Tendo em vista tais diferenças no uso da noção de território no âmbito das políticas públicas, pode-se afirmar que o território constitui-se como um jogo estratégico na saúde. Portanto, território é tanto uma dimensão espacial que permite a fixação da população em comunidades delimitadas de pertencimento quanto a fixação entre as pessoas por meio do vínculo com as equipes de saúde.

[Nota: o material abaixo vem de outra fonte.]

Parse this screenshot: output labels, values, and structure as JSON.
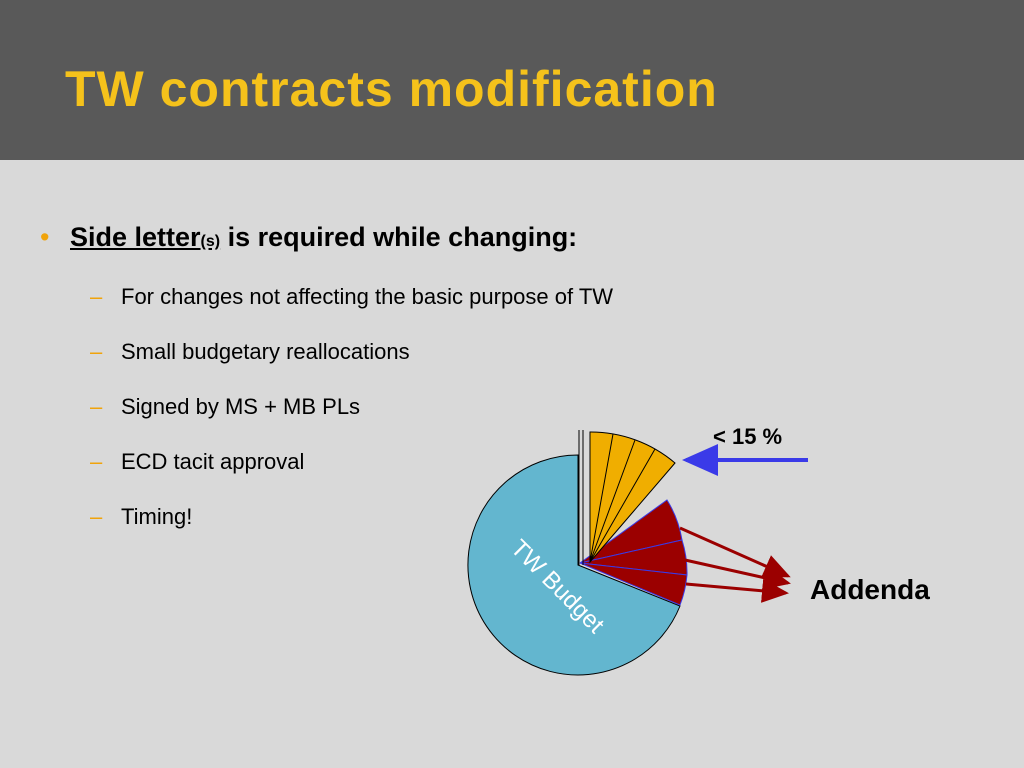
{
  "header": {
    "title": "TW contracts modification"
  },
  "bullet": {
    "lead": "Side letter",
    "lead_suffix": "(s)",
    "rest": "is required while changing:"
  },
  "sub_items": [
    "For changes not affecting the basic purpose of TW",
    "Small budgetary reallocations",
    "Signed by MS + MB PLs",
    "ECD tacit approval",
    "Timing!"
  ],
  "diagram": {
    "small_label": "< 15 %",
    "addenda_label": "Addenda",
    "budget_label": "TW Budget"
  }
}
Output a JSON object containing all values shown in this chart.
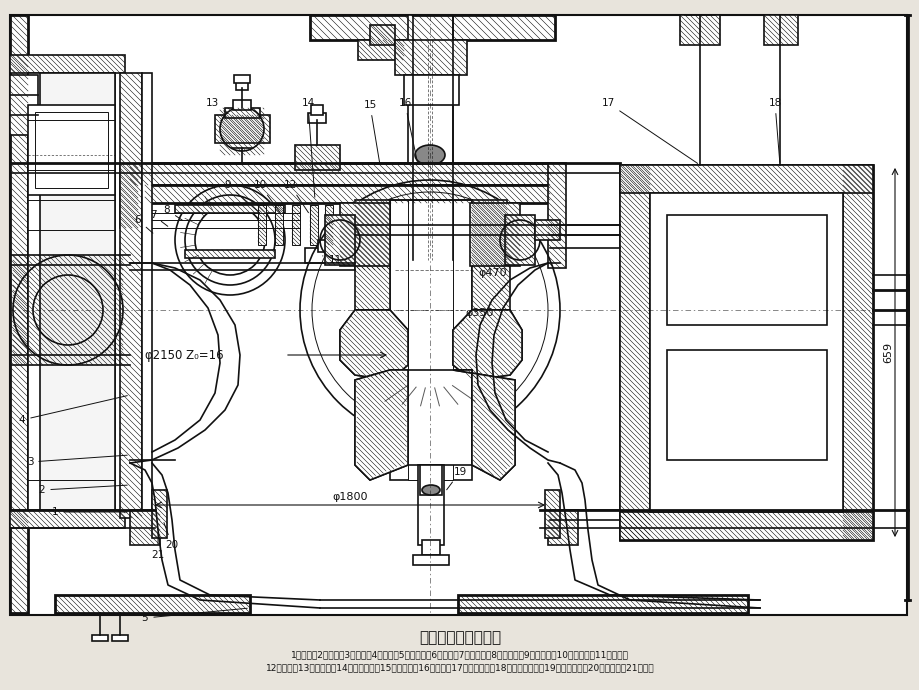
{
  "title": "混流式水轮机结构图",
  "caption_line1": "1－蜗壳；2－座环；3－导叶；4－转轮；5－尾水管；6－顶盖；7－上轴套；8－连接板；9－分半键；10－剪断销；11－拐臂；",
  "caption_line2": "12－连杆；13－控制环；14－密封装置；15－导轴承；16－主轴；17－油冷却器；18－顶盖排水管；19－补气装置；20－基础环；21－底环",
  "bg_color": "#e8e4dc",
  "line_color": "#111111",
  "dim_d2150": "φ2150 Z₀=16",
  "dim_d470": "φ470",
  "dim_d350": "φ350",
  "dim_d1800": "φ1800",
  "dim_d659": "659",
  "fig_width": 9.2,
  "fig_height": 6.9,
  "dpi": 100
}
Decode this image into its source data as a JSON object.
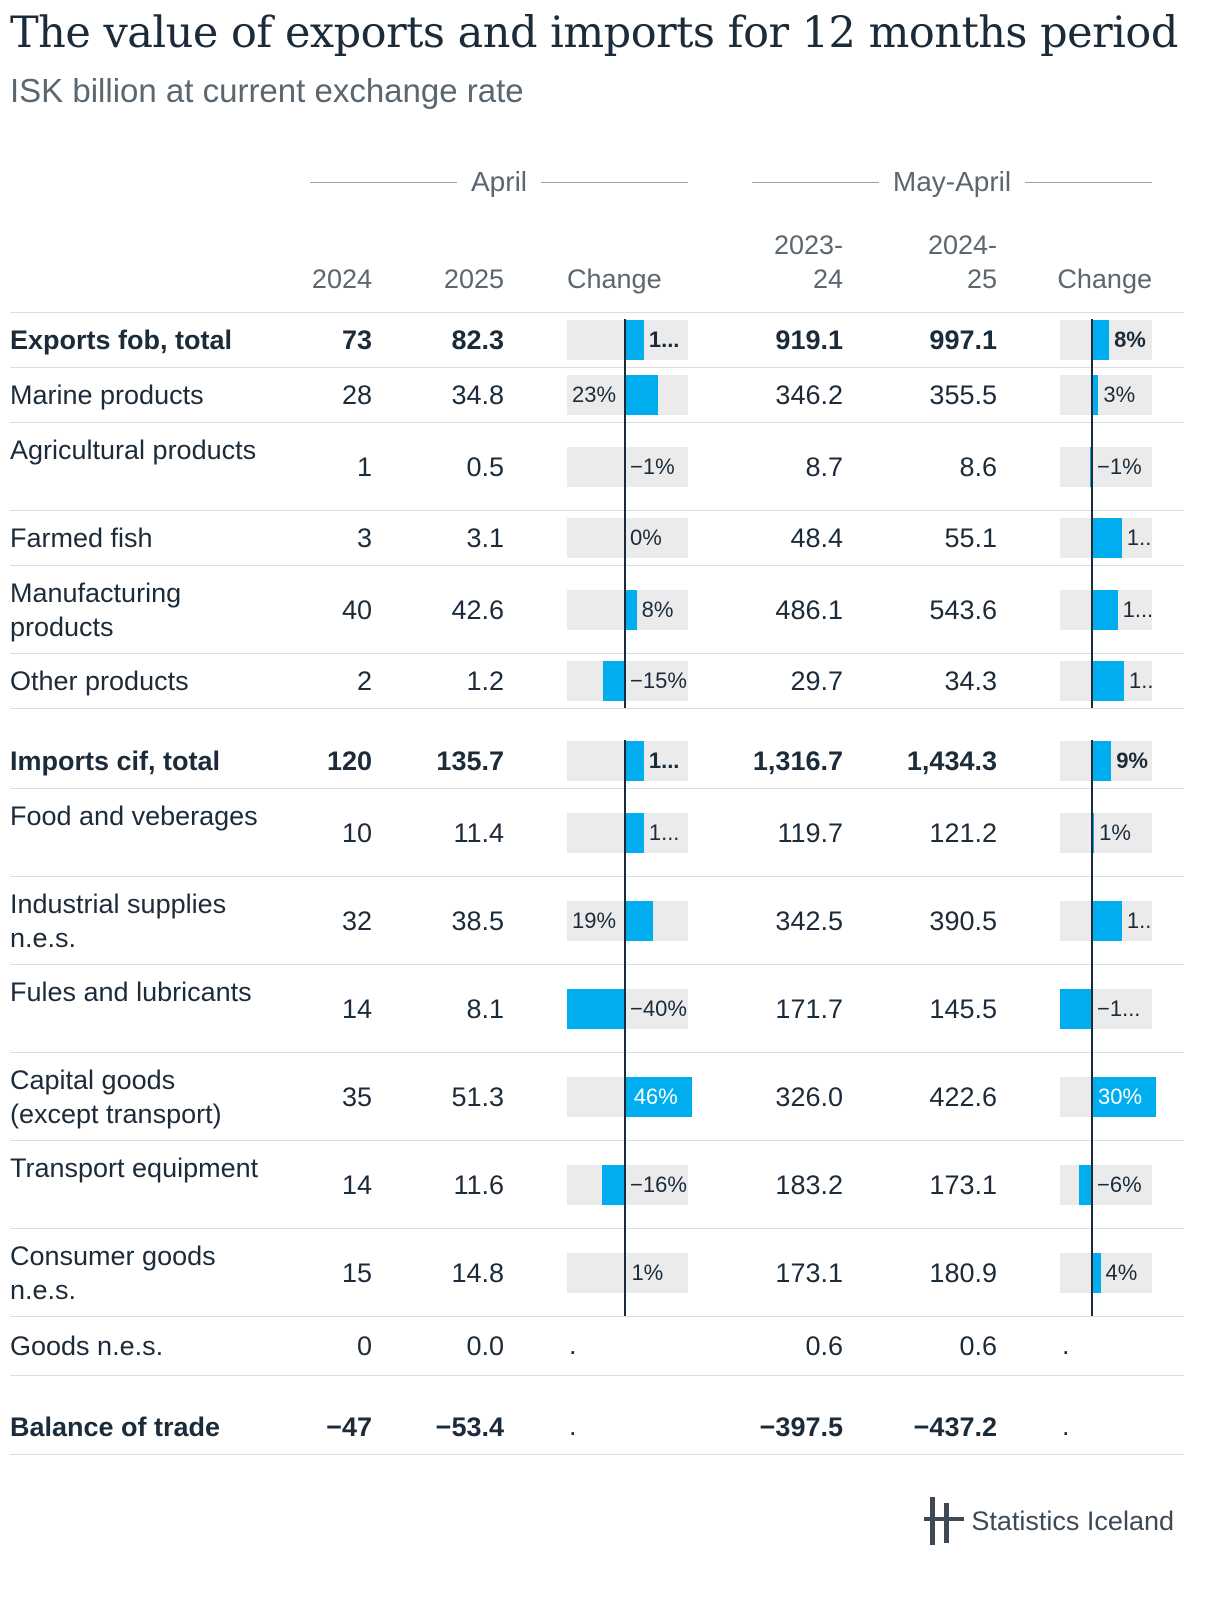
{
  "title": "The value of exports and imports for 12 months period",
  "subtitle": "ISK billion at current exchange rate",
  "groups": {
    "april": "April",
    "may_april": "May-April"
  },
  "columns": {
    "y2024": "2024",
    "y2025": "2025",
    "change_a": "Change",
    "p2324": "2023-\n24",
    "p2425": "2024-\n25",
    "change_b": "Change"
  },
  "brand": "Statistics Iceland",
  "colors": {
    "bar": "#00aeef",
    "bar_bg": "#ebebeb",
    "text": "#1c2b39",
    "muted": "#5b6770"
  },
  "chart_data": {
    "type": "table",
    "rows": [
      {
        "label": "Exports fob, total",
        "bold": true,
        "v2024": "73",
        "v2025": "82.3",
        "chg_a": 13,
        "chg_a_label": "1...",
        "v2324": "919.1",
        "v2425": "997.1",
        "chg_b": 8,
        "chg_b_label": "8%"
      },
      {
        "label": "Marine products",
        "bold": false,
        "v2024": "28",
        "v2025": "34.8",
        "chg_a": 23,
        "chg_a_label": "23%",
        "v2324": "346.2",
        "v2425": "355.5",
        "chg_b": 3,
        "chg_b_label": "3%"
      },
      {
        "label": "Agricultural products",
        "bold": false,
        "v2024": "1",
        "v2025": "0.5",
        "chg_a": -1,
        "chg_a_label": "−1%",
        "v2324": "8.7",
        "v2425": "8.6",
        "chg_b": -1,
        "chg_b_label": "−1%"
      },
      {
        "label": "Farmed fish",
        "bold": false,
        "v2024": "3",
        "v2025": "3.1",
        "chg_a": 0,
        "chg_a_label": "0%",
        "v2324": "48.4",
        "v2425": "55.1",
        "chg_b": 14,
        "chg_b_label": "1.."
      },
      {
        "label": "Manufacturing products",
        "bold": false,
        "v2024": "40",
        "v2025": "42.6",
        "chg_a": 8,
        "chg_a_label": "8%",
        "v2324": "486.1",
        "v2425": "543.6",
        "chg_b": 12,
        "chg_b_label": "1..."
      },
      {
        "label": "Other products",
        "bold": false,
        "v2024": "2",
        "v2025": "1.2",
        "chg_a": -15,
        "chg_a_label": "−15%",
        "v2324": "29.7",
        "v2425": "34.3",
        "chg_b": 15,
        "chg_b_label": "1.."
      },
      {
        "label": "Imports cif, total",
        "bold": true,
        "v2024": "120",
        "v2025": "135.7",
        "chg_a": 13,
        "chg_a_label": "1...",
        "v2324": "1,316.7",
        "v2425": "1,434.3",
        "chg_b": 9,
        "chg_b_label": "9%"
      },
      {
        "label": "Food and veberages",
        "bold": false,
        "v2024": "10",
        "v2025": "11.4",
        "chg_a": 13,
        "chg_a_label": "1...",
        "v2324": "119.7",
        "v2425": "121.2",
        "chg_b": 1,
        "chg_b_label": "1%"
      },
      {
        "label": "Industrial supplies n.e.s.",
        "bold": false,
        "v2024": "32",
        "v2025": "38.5",
        "chg_a": 19,
        "chg_a_label": "19%",
        "v2324": "342.5",
        "v2425": "390.5",
        "chg_b": 14,
        "chg_b_label": "1.."
      },
      {
        "label": "Fules and lubricants",
        "bold": false,
        "v2024": "14",
        "v2025": "8.1",
        "chg_a": -40,
        "chg_a_label": "−40%",
        "v2324": "171.7",
        "v2425": "145.5",
        "chg_b": -15,
        "chg_b_label": "−1..."
      },
      {
        "label": "Capital goods (except transport)",
        "bold": false,
        "v2024": "35",
        "v2025": "51.3",
        "chg_a": 46,
        "chg_a_label": "46%",
        "v2324": "326.0",
        "v2425": "422.6",
        "chg_b": 30,
        "chg_b_label": "30%"
      },
      {
        "label": "Transport equipment",
        "bold": false,
        "v2024": "14",
        "v2025": "11.6",
        "chg_a": -16,
        "chg_a_label": "−16%",
        "v2324": "183.2",
        "v2425": "173.1",
        "chg_b": -6,
        "chg_b_label": "−6%"
      },
      {
        "label": "Consumer goods n.e.s.",
        "bold": false,
        "v2024": "15",
        "v2025": "14.8",
        "chg_a": 1,
        "chg_a_label": "1%",
        "v2324": "173.1",
        "v2425": "180.9",
        "chg_b": 4,
        "chg_b_label": "4%"
      },
      {
        "label": "Goods n.e.s.",
        "bold": false,
        "v2024": "0",
        "v2025": "0.0",
        "chg_a": null,
        "chg_a_label": ".",
        "v2324": "0.6",
        "v2425": "0.6",
        "chg_b": null,
        "chg_b_label": "."
      },
      {
        "label": "Balance of trade",
        "bold": true,
        "v2024": "−47",
        "v2025": "−53.4",
        "chg_a": null,
        "chg_a_label": ".",
        "v2324": "−397.5",
        "v2425": "−437.2",
        "chg_b": null,
        "chg_b_label": "."
      }
    ]
  }
}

O território como estratégia de fixação da população constitui-se como o que Deleuze e Parnet (1998) denominam linhas de segmentaridade dura. Essas linhas operam segmentos determinados, bem como cortes específicos: saúde-doença, homem-mulher, criança-adulto, trabalho-domicílio, etc. Também constituem o encadeamento dos segmentos: criança-família-escola, família-trabalho-aposentadoria. As linhas de segmentaridade compõem territórios existenciais, criam a possibilidade de regularidades que dependem do que os autores nomeiam de máquinas binárias, que "não são sumariamente dualistas, são, antes, dicotômicas" (Deleuze & Parnet, 1998, p. 149). As máquinas binárias são, antes de qualquer coisa, máquinas semióticas, agenciamentos coletivos de enunciação que permitem a criação de regiões de visibilidade e campos de dizibilidade. Assim, o território possibilita, além de governar a população, conhecer aquilo que se governa, tendo como estratégia a localização e a vinculação da própria população.

Dessa forma, a segmentaridade implica não apenas a constituição de campos de saber, mas também dispositivos de poder. Estes, como máquinas abstratas, permitem que o agenciamento das máquinas binárias se atualize no campo social. Desse modo, a heterogeneidade do campo social, mediante linhas de segmentaridade, organiza-se em segmentos que asseguram a sua própria homogeneização, suas condições de convertibilidade, traduzibilidade, prevalência. O território, quando compreendido como estratégia de governo da população, bem como constituído por linhas de segmentaridade dura torna-se um plano de organização. Nesse plano se estabelece o que conta e o que não conta em um território, entendendo-se que a máquina binária é uma invenção moderna, formas de produção de saberes possíveis que passaram a organizar-se na modernidade mediante um projeto nomeado por Latour (2009) de purificação.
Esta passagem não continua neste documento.